Control utilizing a neural network is directly adaptable for a nonlinear problem such as represented by friction and viscosity, and eliminates the need of changing parameter settings because the control includes the learning function.
For example, the specifications of Japanese Patent Application Nos. 2000-251483 and 2000-273805, which were already assigned to the applicant of this application, disclose the learning function utilizing a neural network in an autonomous moving robot.
Of those specifications, Japanese Patent Application No. 2000-251483 discloses a robot including perception sensors, such as a camera, and a recurrent neural network as a learning mechanism. This disclosed robot can move an external movable object by its own controllable part, percept the environment in which the object is placed and movements of the object using the perception sensors, and learn correlation between manners of moving respective joints of the robot and movements of the object. Also, the robot can predict movements of the object and learn by itself motions for moving the object based on novelty rewarding.

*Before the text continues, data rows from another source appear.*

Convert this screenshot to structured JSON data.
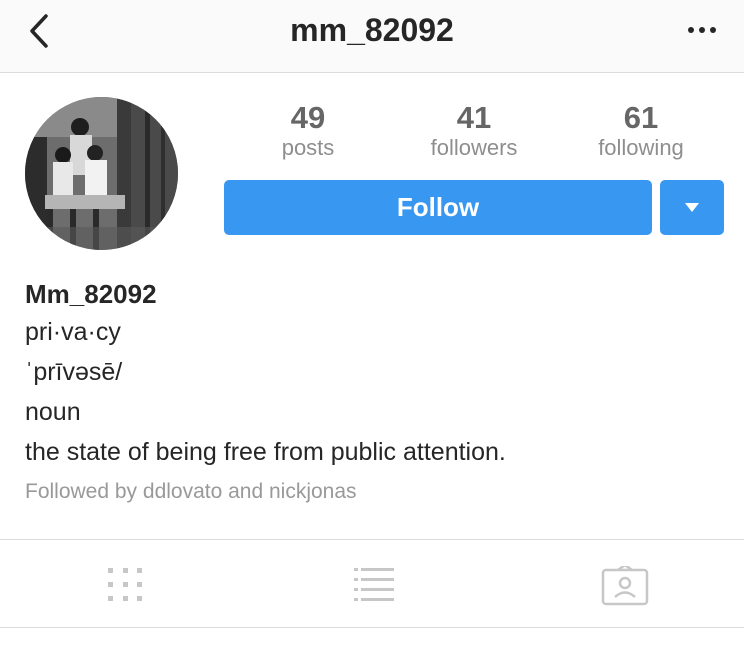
{
  "header": {
    "username": "mm_82092",
    "back_icon": "chevron-left-icon",
    "more_icon": "more-horizontal-icon"
  },
  "profile": {
    "avatar_alt": "profile-photo",
    "stats": [
      {
        "value": "49",
        "label": "posts"
      },
      {
        "value": "41",
        "label": "followers"
      },
      {
        "value": "61",
        "label": "following"
      }
    ],
    "follow_label": "Follow",
    "dropdown_icon": "caret-down-icon"
  },
  "bio": {
    "name": "Mm_82092",
    "lines": [
      "pri·va·cy",
      "ˈprīvəsē/",
      "noun",
      "the state of being free from public attention."
    ],
    "followed_by": "Followed by ddlovato and nickjonas"
  },
  "tabs": [
    {
      "icon": "grid-icon"
    },
    {
      "icon": "list-icon"
    },
    {
      "icon": "tagged-icon"
    }
  ],
  "colors": {
    "accent": "#3897f0",
    "text": "#262626",
    "muted": "#8e8e8e",
    "divider": "#dbdbdb",
    "tab_icon": "#c7c7c7"
  }
}
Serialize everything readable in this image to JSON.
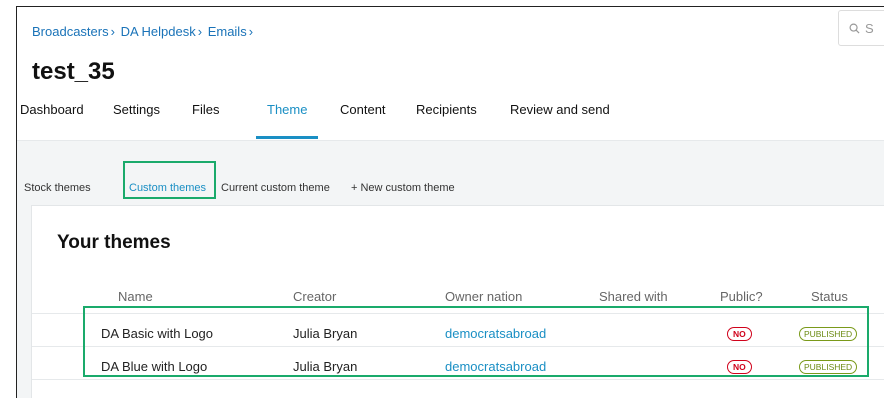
{
  "breadcrumb": [
    "Broadcasters",
    "DA Helpdesk",
    "Emails"
  ],
  "search": {
    "placeholder": "S"
  },
  "page_title": "test_35",
  "tabs": [
    "Dashboard",
    "Settings",
    "Files",
    "Theme",
    "Content",
    "Recipients",
    "Review and send"
  ],
  "active_tab": "Theme",
  "subtabs": [
    "Stock themes",
    "Custom themes",
    "Current custom theme",
    "+ New custom theme"
  ],
  "active_subtab": "Custom themes",
  "section_title": "Your themes",
  "table": {
    "headers": [
      "Name",
      "Creator",
      "Owner nation",
      "Shared with",
      "Public?",
      "Status"
    ],
    "rows": [
      {
        "name": "DA Basic with Logo",
        "creator": "Julia Bryan",
        "owner_nation": "democratsabroad",
        "shared_with": "",
        "public": "NO",
        "status": "PUBLISHED"
      },
      {
        "name": "DA Blue with Logo",
        "creator": "Julia Bryan",
        "owner_nation": "democratsabroad",
        "shared_with": "",
        "public": "NO",
        "status": "PUBLISHED"
      }
    ]
  },
  "colors": {
    "link": "#1a73b8",
    "accent": "#1a8fc4",
    "highlight": "#1aaa6b",
    "no_badge": "#d0021b",
    "published_badge": "#6b8a12"
  }
}
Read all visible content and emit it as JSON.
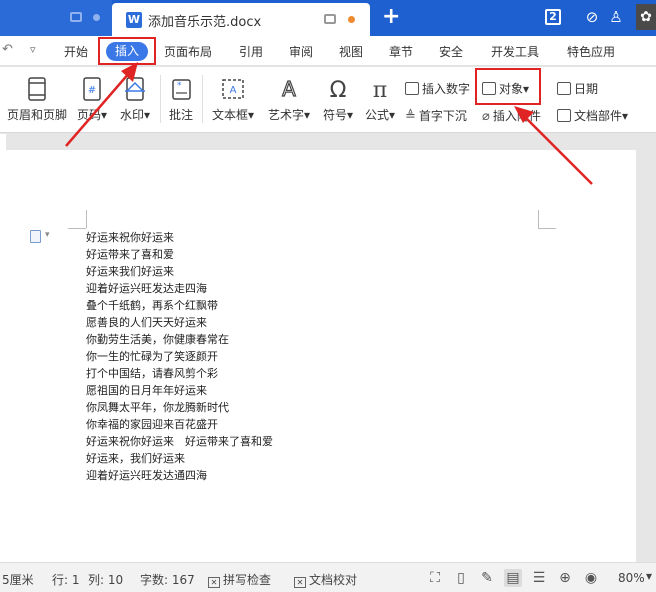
{
  "titlebar": {
    "doc_title": "添加音乐示范.docx",
    "doc_icon_letter": "W",
    "new_tab": "+",
    "window_count": "2"
  },
  "menubar": {
    "items": [
      {
        "label": "开始"
      },
      {
        "label": "插入"
      },
      {
        "label": "页面布局"
      },
      {
        "label": "引用"
      },
      {
        "label": "审阅"
      },
      {
        "label": "视图"
      },
      {
        "label": "章节"
      },
      {
        "label": "安全"
      },
      {
        "label": "开发工具"
      },
      {
        "label": "特色应用"
      }
    ]
  },
  "ribbon": {
    "header_footer": "页眉和页脚",
    "page_number": "页码▾",
    "watermark": "水印▾",
    "comment": "批注",
    "textbox": "文本框▾",
    "wordart": "艺术字▾",
    "symbol": "符号▾",
    "formula": "公式▾",
    "insert_number": "插入数字",
    "object": "对象▾",
    "date": "日期",
    "drop_cap": "首字下沉",
    "attachment": "插入附件",
    "doc_parts": "文档部件▾"
  },
  "document": {
    "lines": [
      "好运来祝你好运来",
      "好运带来了喜和爱",
      "好运来我们好运来",
      "迎着好运兴旺发达走四海",
      "叠个千纸鹤，再系个红飘带",
      "愿善良的人们天天好运来",
      "你勤劳生活美，你健康春常在",
      "你一生的忙碌为了笑逐颜开",
      "打个中国结，请春风剪个彩",
      "愿祖国的日月年年好运来",
      "你凤舞太平年，你龙腾新时代",
      "你幸福的家园迎来百花盛开",
      "好运来祝你好运来　好运带来了喜和爱",
      "好运来，我们好运来",
      "迎着好运兴旺发达通四海"
    ]
  },
  "statusbar": {
    "margin": "5厘米",
    "row": "行: 1",
    "col": "列: 10",
    "word_count": "字数: 167",
    "spellcheck": "拼写检查",
    "proofread": "文档校对",
    "zoom": "80%",
    "zoom_dd": "▾"
  },
  "colors": {
    "titlebar": "#1e60d0",
    "accent": "#3b78e7",
    "highlight_box": "#e02424"
  }
}
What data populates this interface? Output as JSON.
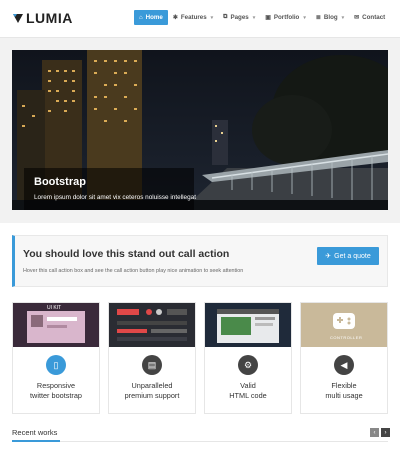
{
  "brand": {
    "name": "LUMIA"
  },
  "nav": [
    {
      "label": "Home",
      "icon": "home-icon",
      "active": true,
      "caret": false
    },
    {
      "label": "Features",
      "icon": "gear-icon",
      "active": false,
      "caret": true
    },
    {
      "label": "Pages",
      "icon": "pages-icon",
      "active": false,
      "caret": true
    },
    {
      "label": "Portfolio",
      "icon": "portfolio-icon",
      "active": false,
      "caret": true
    },
    {
      "label": "Blog",
      "icon": "blog-icon",
      "active": false,
      "caret": true
    },
    {
      "label": "Contact",
      "icon": "envelope-icon",
      "active": false,
      "caret": false
    }
  ],
  "slider": {
    "title": "Bootstrap",
    "text": "Lorem ipsum dolor sit amet vix ceteros noluisse intellegat"
  },
  "cta": {
    "title": "You should love this stand out call action",
    "subtitle": "Hover this call action box and see the call action button play nice animation to seek attention",
    "button": "Get a quote"
  },
  "features": [
    {
      "label1": "Responsive",
      "label2": "twitter bootstrap",
      "icon": "mobile-icon",
      "thumb_text": "UI KIT"
    },
    {
      "label1": "Unparalleled",
      "label2": "premium support",
      "icon": "briefcase-icon",
      "thumb_text": ""
    },
    {
      "label1": "Valid",
      "label2": "HTML code",
      "icon": "cogs-icon",
      "thumb_text": ""
    },
    {
      "label1": "Flexible",
      "label2": "multi usage",
      "icon": "megaphone-icon",
      "thumb_text": "CONTROLLER"
    }
  ],
  "recent": {
    "title": "Recent works"
  },
  "colors": {
    "accent": "#3a9ad9",
    "feature_circle": "#3a9ad9",
    "feature_circle_dark": "#444444"
  }
}
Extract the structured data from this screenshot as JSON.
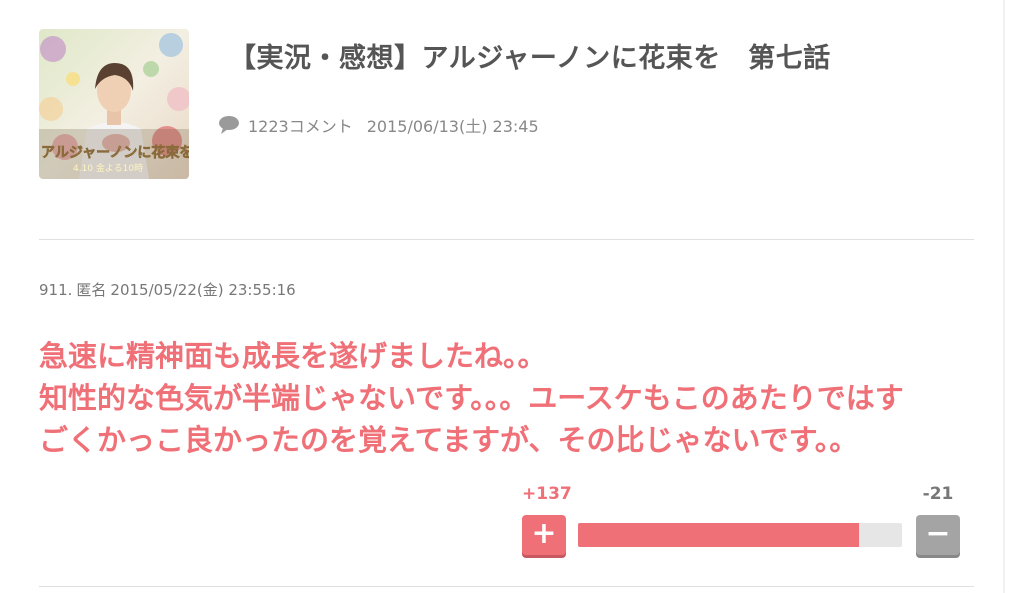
{
  "article": {
    "title": "【実況・感想】アルジャーノンに花束を　第七話",
    "comment_count": "1223コメント",
    "date": "2015/06/13(土) 23:45",
    "thumbnail": {
      "caption": "アルジャーノンに花束を",
      "subcaption": "4.10 金よる10時"
    }
  },
  "comment": {
    "number": "911.",
    "author": "匿名",
    "datetime": "2015/05/22(金) 23:55:16",
    "lines": [
      "急速に精神面も成長を遂げましたね。。",
      "知性的な色気が半端じゃないです。。。ユースケもこのあたりではす",
      "ごくかっこ良かったのを覚えてますが、その比じゃないです。。"
    ],
    "votes": {
      "plus": "+137",
      "minus": "-21",
      "plus_ratio": 0.867,
      "plus_label": "+",
      "minus_label": "−"
    }
  },
  "colors": {
    "accent": "#f07078",
    "muted": "#a4a4a4"
  }
}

Japanese Patent Application No. 2000-273805 discloses a robot capable of learning time-serial events based on a recurrent neural network. This disclosed robot can learn correspondence between music and pose to be taken by the robot by employing, as teaching signals, music information and time-serial joint angle parameters. After the learning, the robot can predict a next robot pose from the preceding robot pose and the music information perceived by the auditory sense, and can perform a dance in match with the music. Further, for a piece of music that is not yet taught, the robot can perform a dance by combining dances, which are contained in the music taught so far and are closer to the piece of music, from the pieces of music having been already taught and the experiences of dances performed so far.
However, there are few examples in which a neural network is applied to the case where motions are taught in a robot using a motion capture.